Telkom has welcomed the Communications Authority’s (CA) review of the Mobile Termination Rates (MTRs) and Fixed Termination Rates (FTRs) from Ksh. 0.99 to Ksh. 0.12. According to Telkom, the review is timely and is a progressive step towards making voice services more affordable and accessible to Kenyans.

Globally, dominant players in mobile telephony markets have had a pricing advantage due to the imbalance of connecting traffic between themselves and other network operators. Telkom argues that higher MTRs and FTRs also have the potential to negatively impact the consumer if these larger operators are to price discriminate between on-net and off-net calls. This could lead to a situation where customers of the larger operators are offered attractive price incentives to stay on the network.
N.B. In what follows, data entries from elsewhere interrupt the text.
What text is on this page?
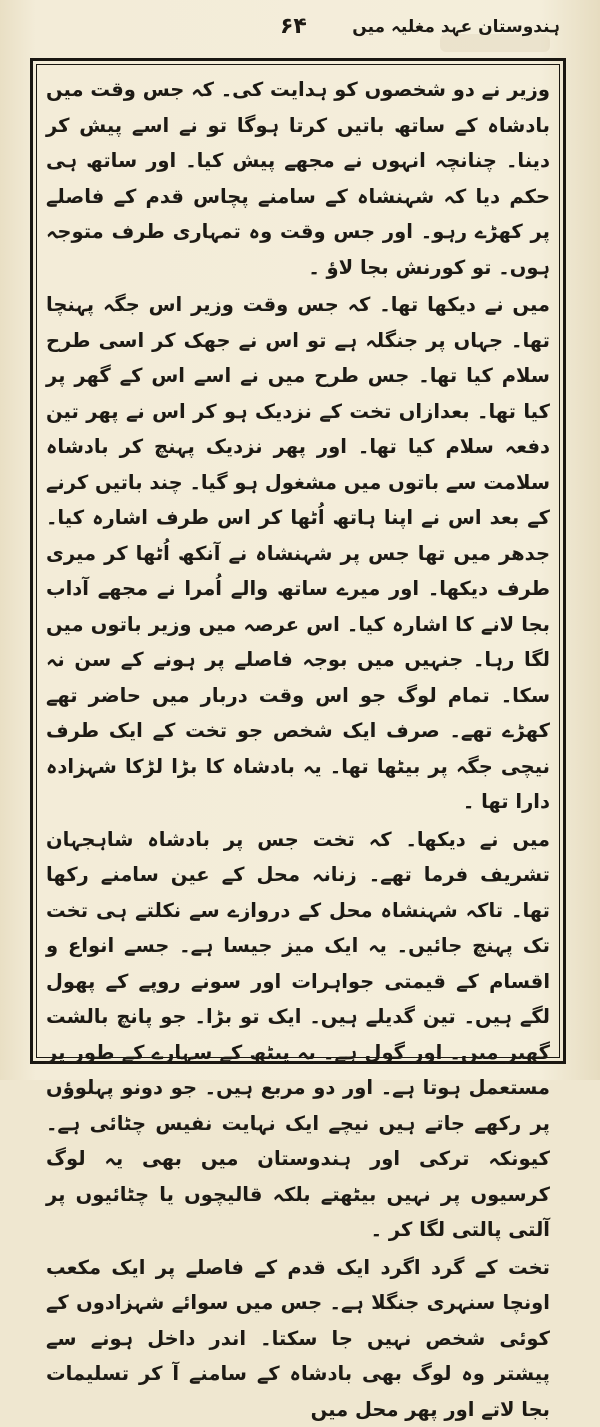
ہندوستان عہد مغلیہ میں
۶۴

وزیر نے دو شخصوں کو ہدایت کی۔ کہ جس وقت میں بادشاہ کے ساتھ باتیں کرتا ہوگا تو نے اسے پیش کر دینا۔ چنانچہ انہوں نے مجھے پیش کیا۔ اور ساتھ ہی حکم دیا کہ شہنشاہ کے سامنے پچاس قدم کے فاصلے پر کھڑے رہو۔ اور جس وقت وہ تمہاری طرف متوجہ ہوں۔ تو کورنش بجا لاؤ ۔

میں نے دیکھا تھا۔ کہ جس وقت وزیر اس جگہ پہنچا تھا۔ جہاں پر جنگلہ ہے تو اس نے جھک کر اسی طرح سلام کیا تھا۔ جس طرح میں نے اسے اس کے گھر پر کیا تھا۔ بعدازاں تخت کے نزدیک ہو کر اس نے پھر تین دفعہ سلام کیا تھا۔ اور پھر نزدیک پہنچ کر بادشاہ سلامت سے باتوں میں مشغول ہو گیا۔ چند باتیں کرنے کے بعد اس نے اپنا ہاتھ اُٹھا کر اس طرف اشارہ کیا۔ جدھر میں تھا جس پر شہنشاہ نے آنکھ اُٹھا کر میری طرف دیکھا۔ اور میرے ساتھ والے اُمرا نے مجھے آداب بجا لانے کا اشارہ کیا۔ اس عرصہ میں وزیر باتوں میں لگا رہا۔ جنہیں میں بوجہ فاصلے پر ہونے کے سن نہ سکا۔ تمام لوگ جو اس وقت دربار میں حاضر تھے کھڑے تھے۔ صرف ایک شخص جو تخت کے ایک طرف نیچی جگہ پر بیٹھا تھا۔ یہ بادشاہ کا بڑا لڑکا شہزادہ دارا تھا ۔

میں نے دیکھا۔ کہ تخت جس پر بادشاہ شاہجہان تشریف فرما تھے۔ زنانہ محل کے عین سامنے رکھا تھا۔ تاکہ شہنشاہ محل کے دروازے سے نکلتے ہی تخت تک پہنچ جائیں۔ یہ ایک میز جیسا ہے۔ جسے انواع و اقسام کے قیمتی جواہرات اور سونے روپے کے پھول لگے ہیں۔ تین گدیلے ہیں۔ ایک تو بڑا۔ جو پانچ بالشت گھیر میں۔ اور گول ہے۔ یہ پیٹھ کے سہارے کے طور پر مستعمل ہوتا ہے۔ اور دو مربع ہیں۔ جو دونو پہلوؤں پر رکھے جاتے ہیں نیچے ایک نہایت نفیس چٹائی ہے۔ کیونکہ ترکی اور ہندوستان میں بھی یہ لوگ کرسیوں پر نہیں بیٹھتے بلکہ قالیچوں یا چٹائیوں پر آلتی پالتی لگا کر ۔

تخت کے گرد اگرد ایک قدم کے فاصلے پر ایک مکعب اونچا سنہری جنگلا ہے۔ جس میں سوائے شہزادوں کے کوئی شخص نہیں جا سکتا۔ اندر داخل ہونے سے پیشتر وہ لوگ بھی بادشاہ کے سامنے آ کر تسلیمات بجا لاتے اور پھر محل میں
Consequently, new customers could also feel compelled to join the larger operator’s network, which has a higher number of subscribers, to keep their voice call costs low. This would in the end stifle competition and deny customers of choice.

Telkom has reiterated its commitment hold firm the conviction that access to mobile voice and data services is a fundamental human right. The telco has continued to develop new and competitively priced products and solutions such as Madaraka Life in response to these customer dynamics. The company is putting in even more investment into its digital financial service T-Kash and its network infrastructure, consequently enabling more people to access technology services.

The affordability of handsets remains a challenge to getting more Kenyans connected. Telkom has established a need for further intervention from all concerned regulators with the support of other sector stakeholders to expedite the implementation of policy frameworks.